One of the demands of the Hirak is for article seven of the Constitution, which stipulates that sovereignty lies with the people alone, which should form the basis of any political solution. Mahrez, who scored the winning goal, wears a number seven jersey. A coincidence? Algerians don’t seem to think so.
The national team was also seen celebrating its win by singing a popular song dedicated to the people’s movement. It may not be an explicit endorsement but has no doubt sent a clear message that the people come first. As musician Amazigh Kateb wrote: “Playing for a people in revolt is a much greater burden than all the cups combined.”

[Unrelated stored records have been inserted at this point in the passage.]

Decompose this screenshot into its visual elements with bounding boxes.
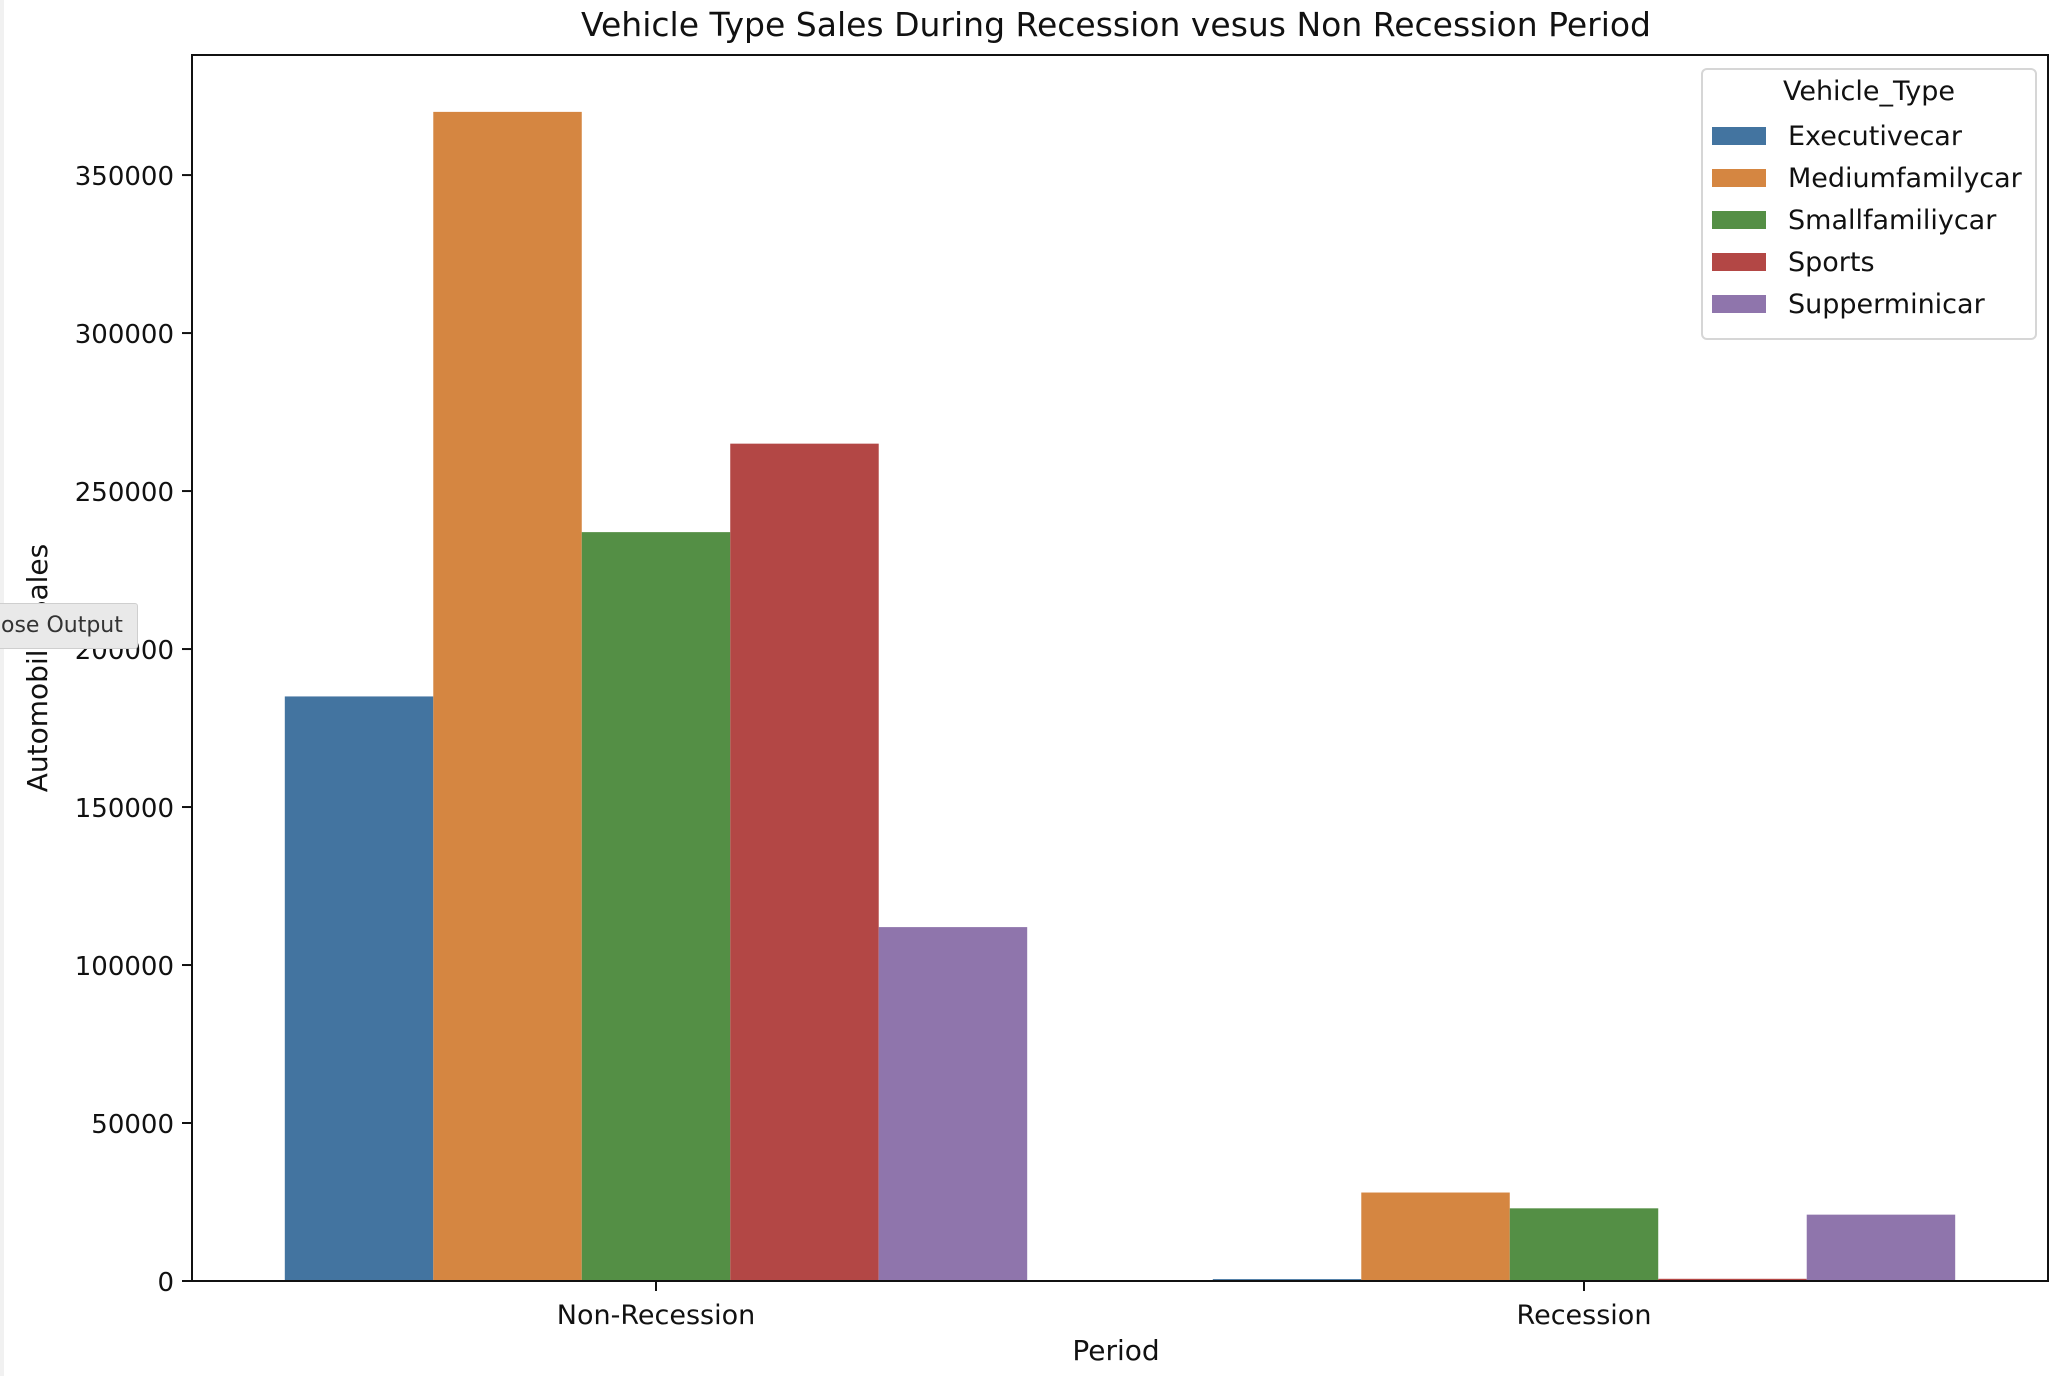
y-tick-label: 100000 xyxy=(75,952,174,982)
legend-title: Vehicle_Type xyxy=(1783,76,1955,107)
bar-recession-sports xyxy=(1658,1278,1807,1281)
bar-recession-smallfamiliycar xyxy=(1509,1208,1659,1281)
chart-title: Vehicle Type Sales During Recession vesu… xyxy=(581,5,1651,44)
bar-non-recession-smallfamiliycar xyxy=(581,532,731,1281)
legend-swatch-sports xyxy=(1712,253,1766,271)
y-tick-label: 50000 xyxy=(91,1110,174,1140)
legend-label-executivecar: Executivecar xyxy=(1788,121,1963,152)
x-axis-label: Period xyxy=(1072,1334,1159,1367)
x-tick-label: Non-Recession xyxy=(557,1300,755,1331)
y-tick-label: 150000 xyxy=(75,794,174,824)
x-axis: Non-Recession Recession xyxy=(557,1281,1652,1331)
legend-label-smallfamiliycar: Smallfamiliycar xyxy=(1788,205,1997,236)
legend-label-supperminicar: Supperminicar xyxy=(1788,289,1986,320)
tooltip-close-output: ose Output xyxy=(0,603,138,649)
legend-box xyxy=(1701,68,2037,340)
bar-recession-mediumfamilycar xyxy=(1361,1192,1510,1281)
bars-group xyxy=(284,111,1956,1281)
y-tick-label: 250000 xyxy=(75,478,174,508)
legend-label-mediumfamilycar: Mediumfamilycar xyxy=(1788,163,2023,194)
y-axis-label: Automobile_Sales xyxy=(21,544,54,793)
x-tick-label: Recession xyxy=(1517,1300,1652,1331)
y-tick-label: 300000 xyxy=(75,320,174,350)
legend-label-sports: Sports xyxy=(1788,247,1875,278)
y-tick-label: 350000 xyxy=(75,162,174,192)
bar-non-recession-sports xyxy=(730,443,879,1281)
bar-non-recession-executivecar xyxy=(284,696,434,1281)
legend-swatch-smallfamiliycar xyxy=(1712,211,1766,229)
legend: Vehicle_Type Executivecar Mediumfamilycar S… xyxy=(1701,68,2037,340)
bar-recession-supperminicar xyxy=(1806,1214,1956,1281)
bar-non-recession-mediumfamilycar xyxy=(433,111,582,1281)
legend-swatch-executivecar xyxy=(1712,127,1766,145)
legend-swatch-supperminicar xyxy=(1712,295,1766,313)
legend-swatch-mediumfamilycar xyxy=(1712,169,1766,187)
y-axis: 0500001000001500002000002500003000003500… xyxy=(75,162,192,1298)
plot-frame xyxy=(191,54,2049,1282)
y-tick-label: 0 xyxy=(157,1268,174,1298)
notebook-left-edge xyxy=(0,0,4,1376)
bar-non-recession-supperminicar xyxy=(878,927,1028,1281)
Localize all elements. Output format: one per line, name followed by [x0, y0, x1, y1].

Much to the inconvenience of Algeria’s shadowy decision-makers, called Le Pouvoir, the final also happens to fall on the 22nd Friday of planned protests; a face-off not only against Senegal but also against the figure of Gaid Salah viewed as one of the main obstacles to the democratic aspirations of the Hirak.
Algerians’ pride in their team is also due to Belmadi’s success this tournament, despite not being everyone’s first choice in replacing the deeply unpopular Rabah Madjer, linked to the “gangs” of the country’s corrupt who are now facing a cleanse at the hands of Gaid Salah.
According to Walid Ziani, a journalist with Algerian football news website DZFoot, Belmadi is a coach who “finally gave marginalised home-grown talents like Youcef Belaili and Djamel Benlamri a chance on this national team”. Ziani said: “This change in philosophy is in large part thanks to the arrival of Kheiredine Zetchi at the helm of the FA, he has invested in domestic football and has given home-grown players an equal opportunity to play for their country.”
The unity of the team, comprised of both local and players raised abroad, represents Algerians the world over, many of whom were not born the last time Algeria lifted the trophy, and who, for the first time, are experiencing a weekly revolutionary spirit once confined to the history books by those believed to have ‘stolen’ the country’s independence.
“Algeria has only ever reached the final of the African Cup on two previous occasions, with the last final coming 29 years ago – Algeria’s only Africa Cup title,” Ziani explained.
Whatever happens on Friday, either outcome can be viewed as a victory for Algerians. Lose, they’ve been represented by a team who played with heart and who have done the country proud. Win, and success on the pitch will be an unprecedented morale-boost for the nation whose people have an unquenchable appetite to see their country succeed in many ways, starting with being able to select a head of state of their choice.
“Algeria’s success at Egypt has fuelled the flames of the protests back home,” said Ziani. “A win in the final could be the tipping point in the people’s fight to overthrow the government.” The ‘beautiful game’ proving once again how it is so much more than just a game.